I remember very clearly the look on the marketer’s face when we benchmarked the proposed scope of work and had received the financial proposals from the three shortlisted agencies. Two of the agencies were within 10% of the benchmarks, but the incumbent agency was proposing a fee 55% below benchmark.
The procurement team were questioning our benchmarking. But it was clear to us that the incumbent agency was trying to buy the retention of the account. “Why would they do that?”, queried the marketer. The answer to that is complex. But let me take you into the mind of an agency CEO.
Ultimately, it comes down to the fact that for many agency CEOs they find themselves in a quandary. While they should be acting in the best interest of their clients, in fact they are incentivised and encouraged to act in the best interests of the agency owners. Increasingly these interests are no longer aligned, as I will explain.
Facing the loss of a client
For the CEO of an agency, facing the loss of a client is a critical time. Retaining the business is paramount, even in the face of certain loss. We have written previously on the difficulties of being an incumbent in a pitch.
Yet many marketers wrongly insist on including the incumbent even if they have no intention of appointing them again. This creates an expectation and an opportunity for the incumbent agency CEO to pull out all stops to avoid losing the account. But at what cost to the agency and to the advertiser’s business?
The personal consequences
It is difficult to separate these, but the fact is that senior management in multinational agencies at a local, regional and global level are increasingly incentivised to grow revenue. These incentives mean that they face a personal financial loss if they do not meet their targets. On the flip side they will also be replaced if they underperform and the loss of the account could be fatal to their career.

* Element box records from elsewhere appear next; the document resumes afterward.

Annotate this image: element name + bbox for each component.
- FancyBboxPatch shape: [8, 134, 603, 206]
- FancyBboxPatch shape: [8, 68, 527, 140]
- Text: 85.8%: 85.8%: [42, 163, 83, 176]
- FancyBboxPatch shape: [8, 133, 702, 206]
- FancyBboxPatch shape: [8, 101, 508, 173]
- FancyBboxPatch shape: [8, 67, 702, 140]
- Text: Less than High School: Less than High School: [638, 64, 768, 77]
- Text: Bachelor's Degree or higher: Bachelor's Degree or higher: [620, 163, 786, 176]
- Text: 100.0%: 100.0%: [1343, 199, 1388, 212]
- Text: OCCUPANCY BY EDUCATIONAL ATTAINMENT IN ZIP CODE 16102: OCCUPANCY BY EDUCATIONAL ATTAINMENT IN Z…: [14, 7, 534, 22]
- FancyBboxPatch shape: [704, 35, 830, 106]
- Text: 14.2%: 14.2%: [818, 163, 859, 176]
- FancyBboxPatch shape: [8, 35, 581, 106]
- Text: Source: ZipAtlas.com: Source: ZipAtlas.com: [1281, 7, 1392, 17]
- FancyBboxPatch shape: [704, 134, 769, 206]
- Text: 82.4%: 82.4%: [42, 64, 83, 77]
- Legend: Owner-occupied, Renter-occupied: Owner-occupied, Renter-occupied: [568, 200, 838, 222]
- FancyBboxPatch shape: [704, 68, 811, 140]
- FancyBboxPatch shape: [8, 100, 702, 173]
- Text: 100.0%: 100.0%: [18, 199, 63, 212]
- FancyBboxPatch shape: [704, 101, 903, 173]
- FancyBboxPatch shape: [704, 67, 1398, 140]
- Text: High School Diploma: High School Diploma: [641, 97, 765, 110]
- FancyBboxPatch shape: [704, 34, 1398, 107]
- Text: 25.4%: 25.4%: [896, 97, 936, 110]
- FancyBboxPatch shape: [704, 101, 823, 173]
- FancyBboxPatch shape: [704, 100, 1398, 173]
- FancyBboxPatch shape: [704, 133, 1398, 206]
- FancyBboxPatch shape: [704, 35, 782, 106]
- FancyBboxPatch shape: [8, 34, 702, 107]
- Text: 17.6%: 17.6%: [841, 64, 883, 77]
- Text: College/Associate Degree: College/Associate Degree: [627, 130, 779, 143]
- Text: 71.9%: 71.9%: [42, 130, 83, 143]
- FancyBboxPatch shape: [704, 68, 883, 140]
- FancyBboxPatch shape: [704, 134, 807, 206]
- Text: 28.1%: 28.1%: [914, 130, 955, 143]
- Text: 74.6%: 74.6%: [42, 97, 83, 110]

On a local market level, there is also the personal cost of firing staff following the loss of an account to maintain head count to billing ratios set down by the company. This is not a task anyone wants to face.
The business consequences
The business consequences are similar to the personal ones, except wider reaching. In losing an account the agency has to make up the revenue either by winning new business (hard and potentially costly) or increasing billings from existing clients (usually at the expense of other agencies on the roster).
The agency also faces challenges with the salary bill because while they will need to balance the salary cost to revenue by laying staff off, they may be also under pressure to make further cuts meaning they will have little leeway to increase salaries to keep desirable staff.
Also, they will be managing office morale and the loss of a client will mean that unless the agency has a win, staff will potentially begin to feel the agency momentum is slowing or even going backwards. This can lead to key valuable staff leaving, especially if they do not get the pay rises they expected.
The best worse case scenario
It is far better for an agency to keep an existing client, even for a lower fee, than to lose the client completely. While a lower fee may mean lower profit margins, they will take a smaller hit on the revenue than if they lost the whole account. Besides, it is only the agency fee or retainer. It could still be possible to make up much of the shortfall in production charges over the next 12 months because as we have highlighted, these have less cost management rigour.
The agency CEO will also be able to manipulate the seniority and quality of the personnel and therefore the cost of the people on the account and they can also spread the loss of staff across multiple accounts to lessen the impact of running your account short staffed.
To illustrate:
If the account being tendered is $5 million in agency fees and retainers across 12 FTEs, and an additional $9 million in production costs, then the incumbent can take a $2 million cut in the fee and downgrade the FTE cost and take a hit on the overhead and profit multiple knowing they could make up the difference with just 10% extra revenue extraction on the production budget.
The procurement team and marketer report they have achieved a 40% decrease in agency fees, but end up with more junior staff working on their account and paying more for their production.
The agency will effectively only take a small hit on the revenue and in fact make much of this up over the year, compared to losing the whole account, and even adjust their FTE salary cost by reducing the seniority and quality of the staff on the business.
Of course one of the new agencies participating in the tender is not facing this loss and so are less incentivised to play this game as they would be effectively giving up revenue they as yet do not have. They are also unable to determine the services expectations of the marketer and so cannot assess how low they can drop the quality of their staff to increase margin so they are hesitant to potentially kick off a new relationship on the wrong foot.
Therefore this strategy works for the incumbent to maintain the status quo but makes it increasingly difficult to be able to select a new agency, even if the incumbent relationship is hugely dysfunctional.
A principle is only a principle when it costs you money
While increasingly agency CEOs have been complaining about the race to zero, or alternatively trying to talk up the value of their services, these strategies to maintain accounts at any cost impact the market value of agency services.
While the trend in marketing procurement is to talk about value, hearing stories from colleagues of how they were able to reduce the incumbent agency fee by 40% through a tender still stimulates the need to drive savings in the marketing budget.
But this means we will continue to see the race to zero in agency fees as long as marketing procurement use tenders as a way of driving savings on agency fees and agency CEOs are more afraid of losing revenue than making profits.
Interestingly the only one worse off in all this is the advertiser and marketer. They end up with the incumbent they wanted to replace at a lower cost with less or lower quality agency staff and paying more for their production.
Otherwise it works perfectly well for everyone else.